Marcia en ik konden er hartelijk om lachen. Mijn vrouw ook, want die kent me. Ergens anders trek krijgen, maar thuis eten. Ik heet geen Sylvio Berlusconi! Een goed huwelijk is: voldoende vrijheid geven, maar op de juiste momenten gebondenheid tonen.
Marcia en ik hebben na de vakantie nog vaak gemaild met elkaar. Ze woont nu samen met een Italiaan. We hebben het nog wel eens over die nacht in Pamplona en zijn het volkomen met elkaar eens. Het was een ‘hete’ nacht, maar Pamplona is een saaie kutstad.

Toch komt die saaie kutstad een week per jaar tot leven. Wat heet. Alle opgekropte agressie van heel veel jonge mannen komt er dan uit tijdens het feest van San Fermin. Verleden week was het weer zover. Het feest is genoemd naar Firminus de Oude. En met hem is het niet goed afgelopen. Hij leefde in de derde eeuw na Christus en bekeerde zich tot het Christelijke geloof. Dat geloof ging hij onder andere verkondigen in Amiens in Frankrijk en kreeg daar zulke grote problemen, dat hij zijn hoofd niet meer bij zijn taak kon houden. Hij werd namelijk gefolterd en onthoofd. Enkele lichaamsdelen van hem worden in Pamplona bewaard. Ik ben wel benieuwd welke.

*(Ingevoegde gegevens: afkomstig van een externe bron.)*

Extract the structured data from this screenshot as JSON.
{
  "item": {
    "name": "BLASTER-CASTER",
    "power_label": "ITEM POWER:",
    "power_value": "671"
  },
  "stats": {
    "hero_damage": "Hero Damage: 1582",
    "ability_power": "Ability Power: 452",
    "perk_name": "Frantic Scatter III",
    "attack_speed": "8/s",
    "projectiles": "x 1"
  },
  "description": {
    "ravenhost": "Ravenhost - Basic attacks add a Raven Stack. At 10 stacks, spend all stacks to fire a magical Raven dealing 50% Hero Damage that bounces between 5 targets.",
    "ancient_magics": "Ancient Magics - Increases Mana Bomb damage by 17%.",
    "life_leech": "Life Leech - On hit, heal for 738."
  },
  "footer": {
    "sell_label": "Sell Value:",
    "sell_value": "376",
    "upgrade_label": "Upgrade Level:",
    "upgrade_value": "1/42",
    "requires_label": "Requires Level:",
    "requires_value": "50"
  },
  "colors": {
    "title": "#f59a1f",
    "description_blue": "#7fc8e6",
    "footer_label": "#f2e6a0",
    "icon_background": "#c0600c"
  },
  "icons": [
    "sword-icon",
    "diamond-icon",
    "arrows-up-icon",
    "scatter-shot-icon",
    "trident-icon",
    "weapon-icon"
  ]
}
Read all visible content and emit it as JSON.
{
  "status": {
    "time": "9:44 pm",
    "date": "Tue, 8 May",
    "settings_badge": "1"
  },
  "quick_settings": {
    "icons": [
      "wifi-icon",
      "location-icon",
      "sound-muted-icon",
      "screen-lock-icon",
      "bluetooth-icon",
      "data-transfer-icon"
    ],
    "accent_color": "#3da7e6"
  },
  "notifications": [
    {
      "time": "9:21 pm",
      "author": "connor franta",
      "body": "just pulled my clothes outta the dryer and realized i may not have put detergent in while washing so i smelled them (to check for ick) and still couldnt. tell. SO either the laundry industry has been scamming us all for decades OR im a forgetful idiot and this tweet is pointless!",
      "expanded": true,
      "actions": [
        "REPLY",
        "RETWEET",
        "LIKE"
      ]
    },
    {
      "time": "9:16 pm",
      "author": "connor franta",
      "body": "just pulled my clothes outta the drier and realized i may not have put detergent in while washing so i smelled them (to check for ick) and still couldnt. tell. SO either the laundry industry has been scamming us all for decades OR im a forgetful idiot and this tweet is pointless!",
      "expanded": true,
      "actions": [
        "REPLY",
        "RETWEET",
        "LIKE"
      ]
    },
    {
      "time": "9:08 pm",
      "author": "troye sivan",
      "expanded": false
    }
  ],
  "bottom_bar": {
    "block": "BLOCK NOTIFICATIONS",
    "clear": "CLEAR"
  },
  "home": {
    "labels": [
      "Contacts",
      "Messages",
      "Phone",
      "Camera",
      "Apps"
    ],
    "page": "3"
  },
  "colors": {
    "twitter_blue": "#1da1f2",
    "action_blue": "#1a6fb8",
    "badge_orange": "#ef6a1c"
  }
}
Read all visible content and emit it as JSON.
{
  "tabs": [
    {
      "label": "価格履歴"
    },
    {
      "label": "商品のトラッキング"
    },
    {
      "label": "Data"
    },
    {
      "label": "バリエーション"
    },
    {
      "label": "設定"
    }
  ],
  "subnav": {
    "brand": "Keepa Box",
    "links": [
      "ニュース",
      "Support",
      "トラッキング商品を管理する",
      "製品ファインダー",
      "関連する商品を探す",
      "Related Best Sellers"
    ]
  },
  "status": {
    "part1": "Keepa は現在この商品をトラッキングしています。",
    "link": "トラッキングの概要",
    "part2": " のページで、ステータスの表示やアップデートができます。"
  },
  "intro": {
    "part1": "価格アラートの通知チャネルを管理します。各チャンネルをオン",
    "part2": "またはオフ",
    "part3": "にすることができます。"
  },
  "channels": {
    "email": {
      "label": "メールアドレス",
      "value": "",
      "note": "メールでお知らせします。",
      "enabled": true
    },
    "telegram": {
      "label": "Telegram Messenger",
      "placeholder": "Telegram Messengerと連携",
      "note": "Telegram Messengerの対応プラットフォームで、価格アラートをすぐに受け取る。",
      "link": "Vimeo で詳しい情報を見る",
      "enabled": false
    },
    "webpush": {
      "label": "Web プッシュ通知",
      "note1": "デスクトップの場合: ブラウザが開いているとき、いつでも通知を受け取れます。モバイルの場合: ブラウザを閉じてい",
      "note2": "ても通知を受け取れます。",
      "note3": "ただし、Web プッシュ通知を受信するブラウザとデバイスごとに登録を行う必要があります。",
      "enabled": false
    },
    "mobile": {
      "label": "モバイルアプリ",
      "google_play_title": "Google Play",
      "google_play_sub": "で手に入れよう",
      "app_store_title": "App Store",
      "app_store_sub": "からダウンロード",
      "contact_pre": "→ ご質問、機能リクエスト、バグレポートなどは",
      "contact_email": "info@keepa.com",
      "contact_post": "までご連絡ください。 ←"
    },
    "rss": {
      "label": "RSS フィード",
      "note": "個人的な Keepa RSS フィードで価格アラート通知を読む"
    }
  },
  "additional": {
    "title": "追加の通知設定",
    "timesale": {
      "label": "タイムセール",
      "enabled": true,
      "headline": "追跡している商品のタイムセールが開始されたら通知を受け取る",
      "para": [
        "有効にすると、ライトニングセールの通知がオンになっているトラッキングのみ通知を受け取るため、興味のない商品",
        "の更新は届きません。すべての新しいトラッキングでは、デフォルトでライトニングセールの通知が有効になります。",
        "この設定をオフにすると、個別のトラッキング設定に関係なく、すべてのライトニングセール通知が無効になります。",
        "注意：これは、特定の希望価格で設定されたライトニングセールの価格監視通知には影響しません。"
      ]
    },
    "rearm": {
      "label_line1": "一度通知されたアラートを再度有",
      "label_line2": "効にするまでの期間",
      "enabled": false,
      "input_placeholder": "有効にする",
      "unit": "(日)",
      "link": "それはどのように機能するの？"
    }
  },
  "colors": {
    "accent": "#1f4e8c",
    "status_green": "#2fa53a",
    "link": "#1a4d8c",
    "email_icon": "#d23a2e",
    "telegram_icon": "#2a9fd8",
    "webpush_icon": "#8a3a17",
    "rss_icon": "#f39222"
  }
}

Tijdens het feest worden iedere dag zes stieren door de nauwe straten van de stad gejaagd, voor ze naar de arena gaan. Waaghalzen rennen voor de stieren uit naar de arena. 
Dit jaar is er echter weer eens een dode gevallen tijdens deze stierenrennen en een paar dagen later waren er gewonden.
Op zich is dat niets bijzonders. Er zijn wel vaker bloedbaden geweest bij dit spektakel. Ik heb geen medelijden met die mensen. Niemand schrijft echter over de jaarlijkse bloedbaden onder de stieren. Die gaan er allemaal aan in de arena van Pamplona. Dat is al een zeer pijnlijke dood voor die beesten. Maar in plaats van ze te doden tijdens een ‘normaal’ stierengevecht, gaan ze die beesten eerst in de straten van Pamplona zodanig treiteren en martelen, dat ze in de arena een gewillige prooi zijn. De mannen en jongens die dat doen, weten dat ze zelf ook risico lopen. Ze zijn bovendien vaak bezopen als ze zich tussen de stieren wagen.
    
Pamplona en de mensen, die er wonen, zijn net zoals hun beroemdste sportman. Miguel Indurain, de zwijger. Vijf keer de Tour de France gewonnen, maar zoooooooo saai. Een introverte man, die intern wel veel agressie had. Net zoals de stad en zijn bewoners. Maar anders dan die jonge macho’s uitte Miguel zijn agressie op de trappers van zijn racefiets. Als die jonge macho’s dat ook zouden doen, zou dat ieder jaar een hoop ellende schelen.